Proteins
composed of multiple domains allow for structural heterogeneity
and interdomain dynamics that may be vital for function. Intradomain
structures and dynamics can influence interdomain conformations and vice versa. However, no established structure determination
method is currently available that can probe the coupling of these
motions. The protein Pin1 contains separate regulatory and catalytic
domains that sample “extended” and “compact”
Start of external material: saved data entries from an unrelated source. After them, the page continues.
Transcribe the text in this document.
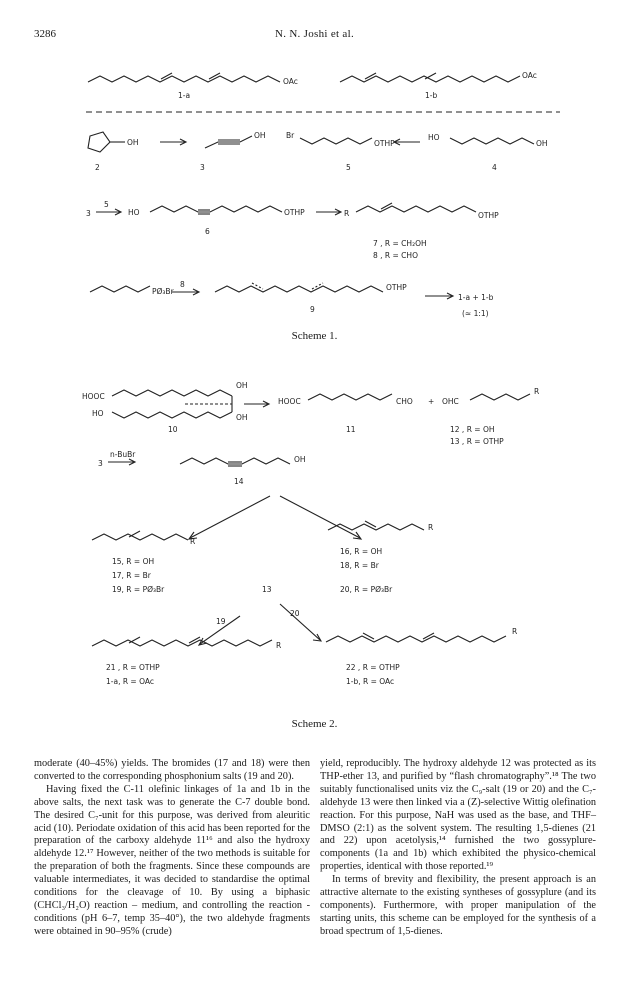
3286	N. N. Joshi et al.
OAc
OAc
1-a	1-b
OH
OH	Br
OTHP
HO
OH
2	3	5	4
3
5
HO	OTHP	R	OTHP
6
7 , R = CH₂OH
8 , R = CHO
PØ₃Br
8	OTHP
9
1-a + 1-b
(≃ 1:1)
Scheme 1.
HOOC
HO
OH
OH
10
HOOC	CHO + OHC
R
11	12 , R = OH
13 , R = OTHP
3
n-BuBr
OH
14
R
R
15, R = OH
17, R = Br
19, R = PØ₃Br
16, R = OH
18, R = Br
20, R = PØ₃Br
13
19
20
R
R
21 , R = OTHP
1-a, R = OAc
22 , R = OTHP
1-b, R = OAc
Scheme 2.

moderate (40–45%) yields. The bromides (17 and 18) were then converted to the corresponding phosphonium salts (19 and 20).

Having fixed the C-11 olefinic linkages of 1a and 1b in the above salts, the next task was to generate the C-7 double bond. The desired C₇-unit for this purpose, was derived from aleuritic acid (10). Periodate oxidation of this acid has been reported for the preparation of the carboxy aldehyde 11¹⁶ and also the hydroxy aldehyde 12.¹⁷ However, neither of the two methods is suitable for the preparation of both the fragments. Since these compounds are valuable intermediates, it was decided to standardise the optimal conditions for the cleavage of 10. By using a biphasic (CHCl₃/H₂O) reaction – medium, and controlling the reaction - conditions (pH 6–7, temp 35–40°), the two aldehyde fragments were obtained in 90–95% (crude)

yield, reproducibly. The hydroxy aldehyde 12 was protected as its THP-ether 13, and purified by “flash chromatography”.¹⁸ The two suitably functionalised units viz the C₉-salt (19 or 20) and the C₇-aldehyde 13 were then linked via a (Z)-selective Wittig olefination reaction. For this purpose, NaH was used as the base, and THF–DMSO (2:1) as the solvent system. The resulting 1,5-dienes (21 and 22) upon acetolysis,¹⁴ furnished the two gossyplure-components (1a and 1b) which exhibited the physico-chemical properties, identical with those reported.¹⁹

In terms of brevity and flexibility, the present approach is an attractive alternate to the existing syntheses of gossyplure (and its components). Furthermore, with proper manipulation of the starting units, this scheme can be employed for the synthesis of a broad spectrum of 1,5-dienes.
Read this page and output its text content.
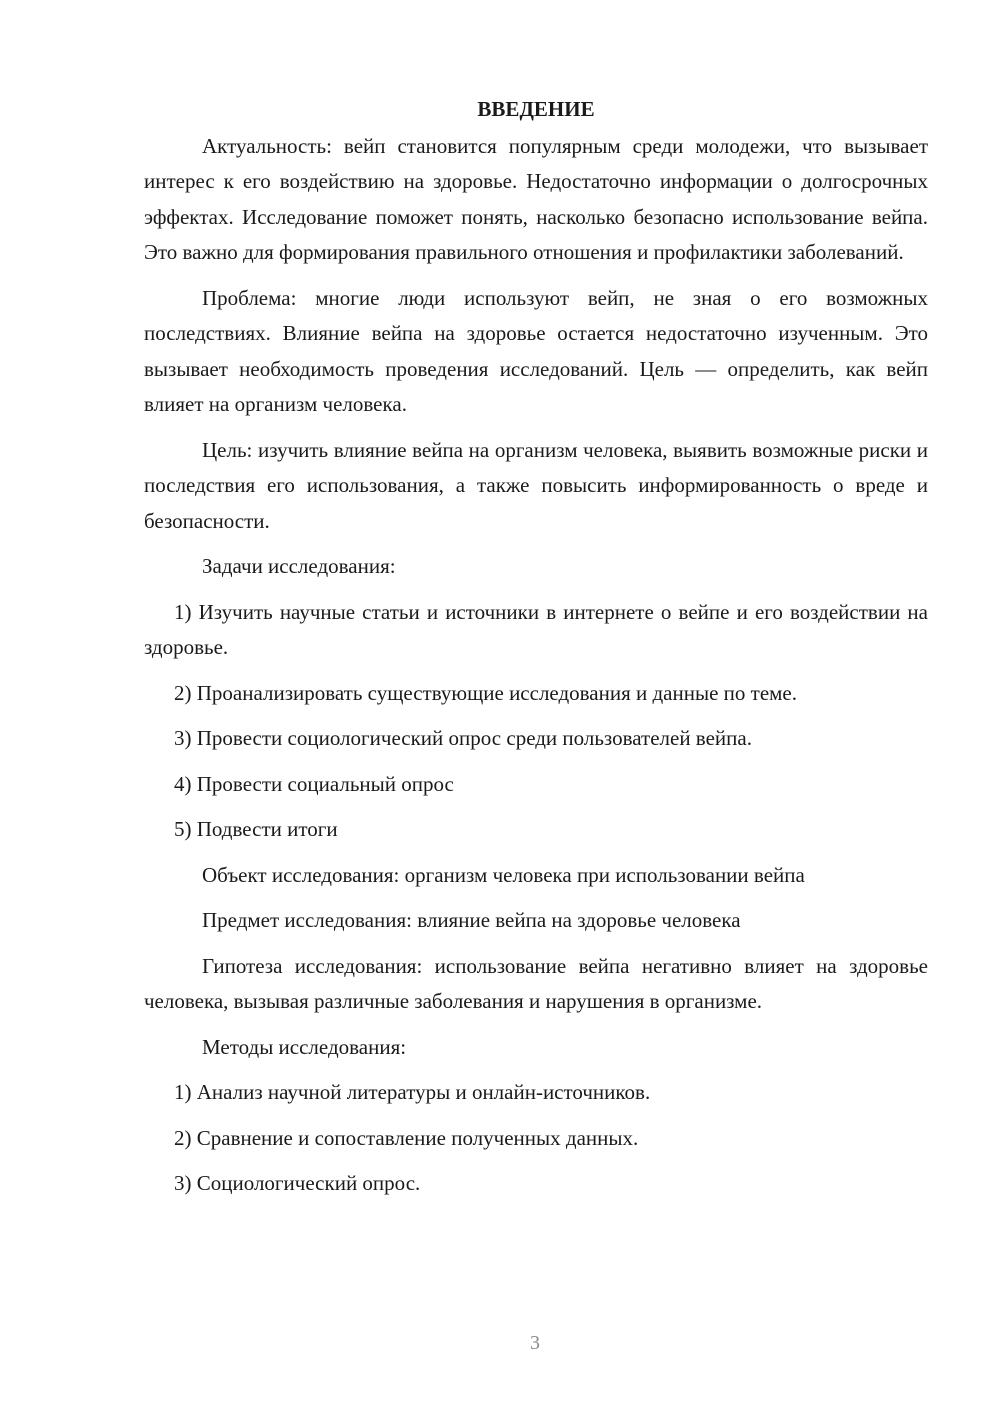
ВВЕДЕНИЕ

Актуальность: вейп становится популярным среди молодежи, что вызывает интерес к его воздействию на здоровье. Недостаточно информации о долгосрочных эффектах. Исследование поможет понять, насколько безопасно использование вейпа. Это важно для формирования правильного отношения и профилактики заболеваний.

Проблема: многие люди используют вейп, не зная о его возможных последствиях. Влияние вейпа на здоровье остается недостаточно изученным. Это вызывает необходимость проведения исследований. Цель — определить, как вейп влияет на организм человека.

Цель: изучить влияние вейпа на организм человека, выявить возможные риски и последствия его использования, а также повысить информированность о вреде и безопасности.

Задачи исследования:

1) Изучить научные статьи и источники в интернете о вейпе и его воздействии на здоровье.

2) Проанализировать существующие исследования и данные по теме.

3) Провести социологический опрос среди пользователей вейпа.

4) Провести социальный опрос

5) Подвести итоги

Объект исследования: организм человека при использовании вейпа

Предмет исследования: влияние вейпа на здоровье человека

Гипотеза исследования: использование вейпа негативно влияет на здоровье человека, вызывая различные заболевания и нарушения в организме.

Методы исследования:

1) Анализ научной литературы и онлайн-источников.

2) Сравнение и сопоставление полученных данных.

3) Социологический опрос.

3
states, and ligand binding changes this equilibrium. Ligand binding
and interdomain distance have been shown to impact the activity of
Pin1, suggesting interdomain allostery. In order to characterize the
conformational equilibrium of Pin1, we describe a novel method to
model the coupling between intra- and interdomain dynamics at atomic
resolution using multistate ensembles. The method uses time-averaged
nuclear magnetic resonance (NMR) restraints and double electron–electron
resonance (DEER) data that resolve distance distributions. While the
intradomain calculation is primarily driven by exact nuclear Overhauser
enhancements (eNOEs), J couplings, and residual dipolar
couplings (RDCs), the relative domain distribution is driven by paramagnetic
relaxation enhancement (PREs), RDCs, interdomain NOEs, and DEER. Our
data support a 70:30 population of the compact and extended states
in apo Pin1. A multistate ensemble describes these conformations simultaneously,
with distinct conformational differences located in the interdomain
interface stabilizing the compact or extended states. We also describe
correlated conformations between the catalytic site and interdomain
interface that may explain allostery driven by interdomain contact.